O’Brien, also president of the Chapeau Agricultural Society, played a hand in forming the Harrington committee. She said the facility was in danger of shutting down around 2010 when the previous owner, the Pembroke Catholic Diocese, was going to close the hall’s doors due to a long list of needed repairs.
She said the committee was able to get grants to put a new roof on and renovate the interior of the hall, but added that even then there was no money for the pinsetter machines.
In addition to being a popular community activity, Brisard said the bowling alley accounts for about 30 per cent of the annual revenue for Harrington Hall, which hosts parties, weddings, funerals and other events.
“It’s our little gem. That’s what keeps the hall going,” he said, adding that without that money, which he said represents about 30 percent of the hall’s income, the committee would have to find other ways to keep the facility running.
The committee had also hoped to refinish the floor, which is showing signs of wear from over the years, but it will have to abandon that wish until more money can be secured.
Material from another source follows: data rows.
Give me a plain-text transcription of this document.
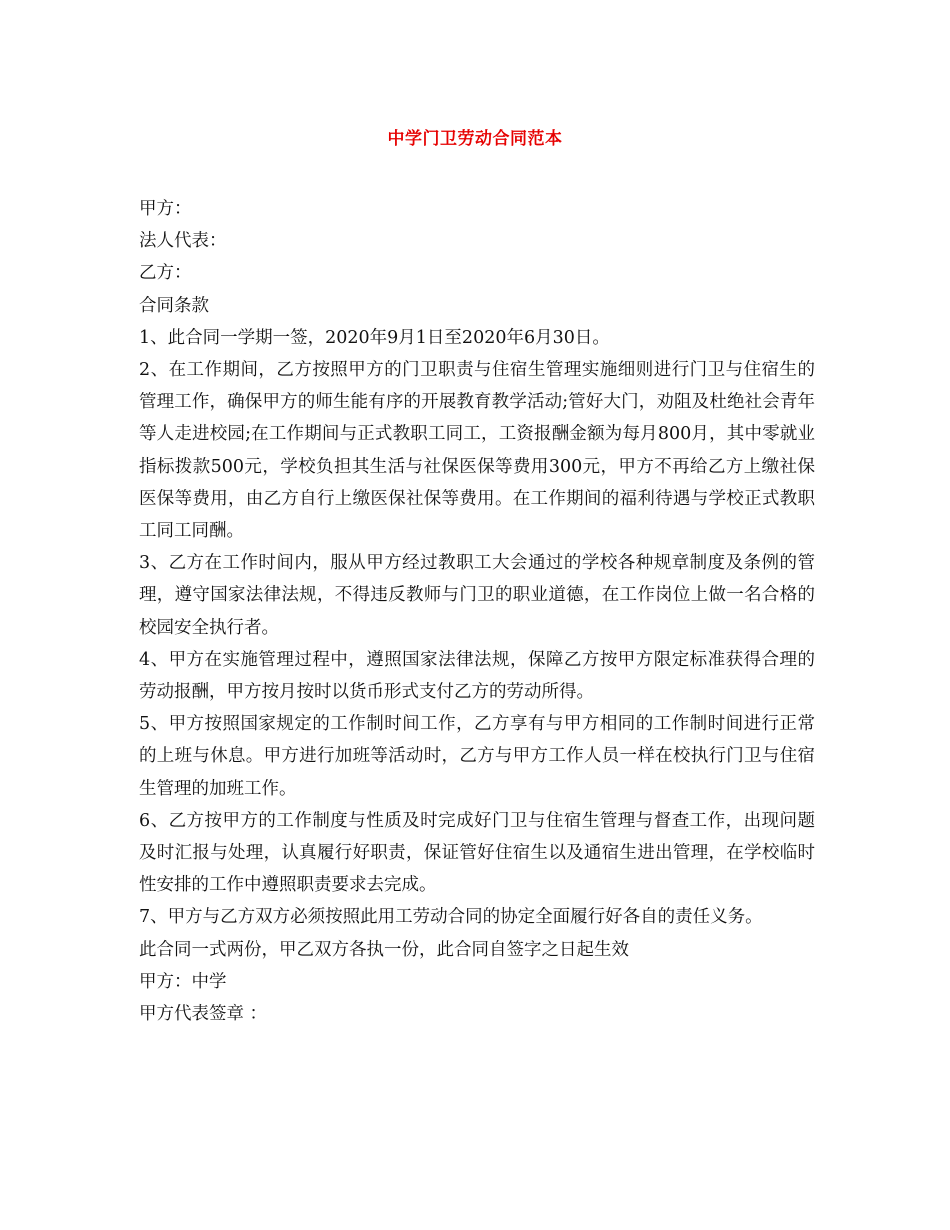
中学门卫劳动合同范本

甲方：

法人代表：

乙方：

合同条款

1、此合同一学期一签，2020年9月1日至2020年6月30日。

2、在工作期间，乙方按照甲方的门卫职责与住宿生管理实施细则进行门卫与住宿生的管理工作，确保甲方的师生能有序的开展教育教学活动;管好大门，劝阻及杜绝社会青年等人走进校园;在工作期间与正式教职工同工，工资报酬金额为每月800月，其中零就业指标拨款500元，学校负担其生活与社保医保等费用300元，甲方不再给乙方上缴社保医保等费用，由乙方自行上缴医保社保等费用。在工作期间的福利待遇与学校正式教职工同工同酬。

3、乙方在工作时间内，服从甲方经过教职工大会通过的学校各种规章制度及条例的管理，遵守国家法律法规，不得违反教师与门卫的职业道德，在工作岗位上做一名合格的校园安全执行者。

4、甲方在实施管理过程中，遵照国家法律法规，保障乙方按甲方限定标准获得合理的劳动报酬，甲方按月按时以货币形式支付乙方的劳动所得。

5、甲方按照国家规定的工作制时间工作，乙方享有与甲方相同的工作制时间进行正常的上班与休息。甲方进行加班等活动时，乙方与甲方工作人员一样在校执行门卫与住宿生管理的加班工作。

6、乙方按甲方的工作制度与性质及时完成好门卫与住宿生管理与督查工作，出现问题及时汇报与处理，认真履行好职责，保证管好住宿生以及通宿生进出管理，在学校临时性安排的工作中遵照职责要求去完成。

7、甲方与乙方双方必须按照此用工劳动合同的协定全面履行好各自的责任义务。

此合同一式两份，甲乙双方各执一份，此合同自签字之日起生效

甲方：中学

甲方代表签章 ：
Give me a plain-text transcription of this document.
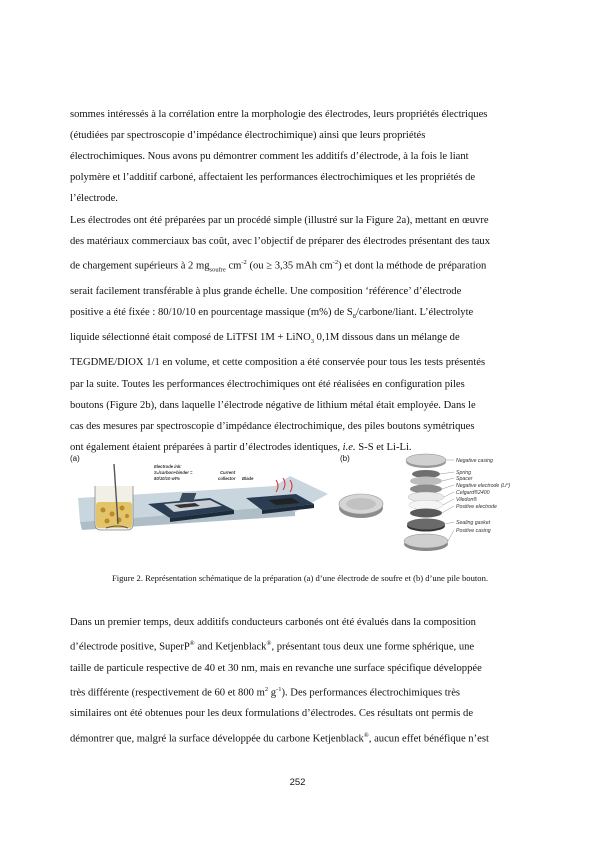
sommes intéressés à la corrélation entre la morphologie des électrodes, leurs propriétés électriques
(étudiées par spectroscopie d’impédance électrochimique) ainsi que leurs propriétés
électrochimiques. Nous avons pu démontrer comment les additifs d’électrode, à la fois le liant
polymère et l’additif carboné, affectaient les performances électrochimiques et les propriétés de
l’électrode.

Les électrodes ont été préparées par un procédé simple (illustré sur la Figure 2a), mettant en œuvre
des matériaux commerciaux bas coût, avec l’objectif de préparer des électrodes présentant des taux
de chargement supérieurs à 2 $mg_{soufre}$ $cm^{-2}$ (ou ≥ 3,35 mAh $cm^{-2}$) et dont la méthode de préparation
serait facilement transférable à plus grande échelle. Une composition ‘référence’ d’électrode
positive a été fixée : 80/10/10 en pourcentage massique (m%) de $S_8/carbone$/liant. L’électrolyte
liquide sélectionné était composé de LiTFSI 1M + LiNO$_3$ 0,1M dissous dans un mélange de
TEGDME/DIOX 1/1 en volume, et cette composition a été conservée pour tous les tests présentés
par la suite. Toutes les performances électrochimiques ont été réalisées en configuration piles
boutons (Figure 2b), dans laquelle l’électrode négative de lithium métal était employée. Dans le
cas des mesures par spectroscopie d’impédance électrochimique, des piles boutons symétriques
ont également étaient préparées à partir d’électrodes identiques, i.e. S-S et Li-Li.

(a)	(b)
Electrode ink:
S₈/carbon+binder =
80/10/10 wt%
Current
collector Blade
Homogenous ink
preparation
Coating of the electrode slurry on
the current collector
Drying in the air
at 55 °C during 24h
Negative casing
Spring
Spacer
Negative electrode (Li⁰)
Celgard®2400
Viledon®
Positive electrode
Sealing gasket
Positive casing
Figure 2. Représentation schématique de la préparation (a) d’une électrode de soufre et (b) d’une pile bouton.

Dans un premier temps, deux additifs conducteurs carbonés ont été évalués dans la composition
d’électrode positive, SuperP® and Ketjenblack®, présentant tous deux une forme sphérique, une
taille de particule respective de 40 et 30 nm, mais en revanche une surface spécifique développée
très différente (respectivement de 60 et 800 $m^2$ $g^{-1}$). Des performances électrochimiques très
similaires ont été obtenues pour les deux formulations d’électrodes. Ces résultats ont permis de
démontrer que, malgré la surface développée du carbone Ketjenblack®, aucun effet bénéfique n’est

252
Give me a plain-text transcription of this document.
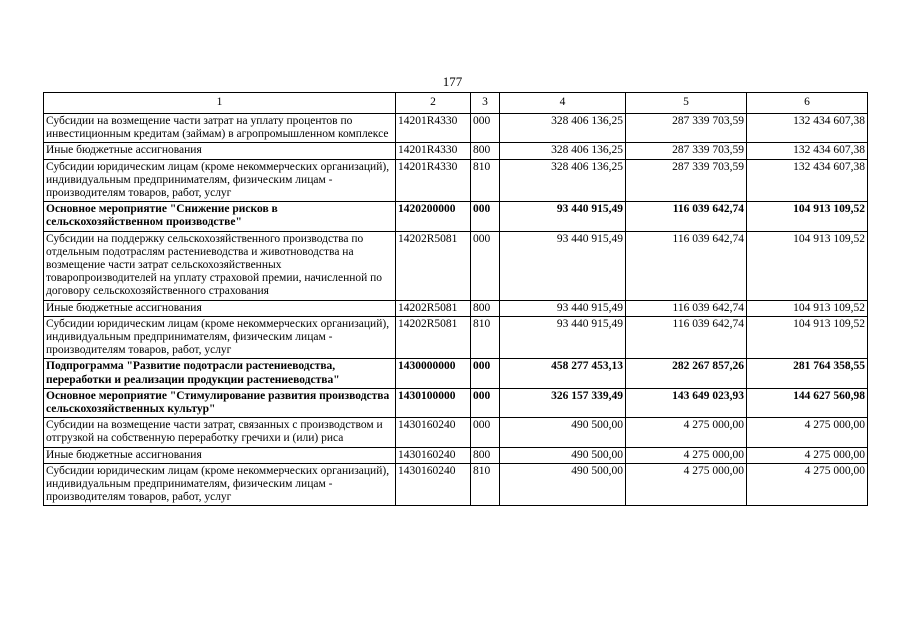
177
1	2	3	4	5	6
Субсидии на возмещение части затрат на уплату процентов по инвестиционным кредитам (займам) в агропромышленном комплексе	14201R4330	000	328 406 136,25	287 339 703,59	132 434 607,38
Иные бюджетные ассигнования	14201R4330	800	328 406 136,25	287 339 703,59	132 434 607,38
Субсидии юридическим лицам (кроме некоммерческих организаций), индивидуальным предпринимателям, физическим лицам - производителям товаров, работ, услуг	14201R4330	810	328 406 136,25	287 339 703,59	132 434 607,38
Основное мероприятие "Снижение рисков в сельскохозяйственном производстве"	1420200000	000	93 440 915,49	116 039 642,74	104 913 109,52
Субсидии на поддержку сельскохозяйственного производства по отдельным подотраслям растениеводства и животноводства на возмещение части затрат сельскохозяйственных товаропроизводителей на уплату страховой премии, начисленной по договору сельскохозяйственного страхования	14202R5081	000	93 440 915,49	116 039 642,74	104 913 109,52
Иные бюджетные ассигнования	14202R5081	800	93 440 915,49	116 039 642,74	104 913 109,52
Субсидии юридическим лицам (кроме некоммерческих организаций), индивидуальным предпринимателям, физическим лицам - производителям товаров, работ, услуг	14202R5081	810	93 440 915,49	116 039 642,74	104 913 109,52
Подпрограмма "Развитие подотрасли растениеводства, переработки и реализации продукции растениеводства"	1430000000	000	458 277 453,13	282 267 857,26	281 764 358,55
Основное мероприятие "Стимулирование развития производства сельскохозяйственных культур"	1430100000	000	326 157 339,49	143 649 023,93	144 627 560,98
Субсидии на возмещение части затрат, связанных с производством и отгрузкой на собственную переработку гречихи и (или) риса	1430160240	000	490 500,00	4 275 000,00	4 275 000,00
Иные бюджетные ассигнования	1430160240	800	490 500,00	4 275 000,00	4 275 000,00
Субсидии юридическим лицам (кроме некоммерческих организаций), индивидуальным предпринимателям, физическим лицам - производителям товаров, работ, услуг	1430160240	810	490 500,00	4 275 000,00	4 275 000,00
As for the bowling league, O’Brien and Brisard are hoping to get back behind the lanes this fall. Brisard said the new pinsetters should arrive early this fall, just before the league is due to start up again.
Brisard said he has been pleased with the community’s support for the project, including a donation of $5,000 from the Chapeau Lions, but said the group will still need around $32,000 for the project.
While the Municipality of L’Isle-aux-Allumettes is looking for other funding programs, Brisard expects the committee will have to raise the money itself.
“We’re very frustrated, but hopefully there’s light at the end of the tunnel,” he said.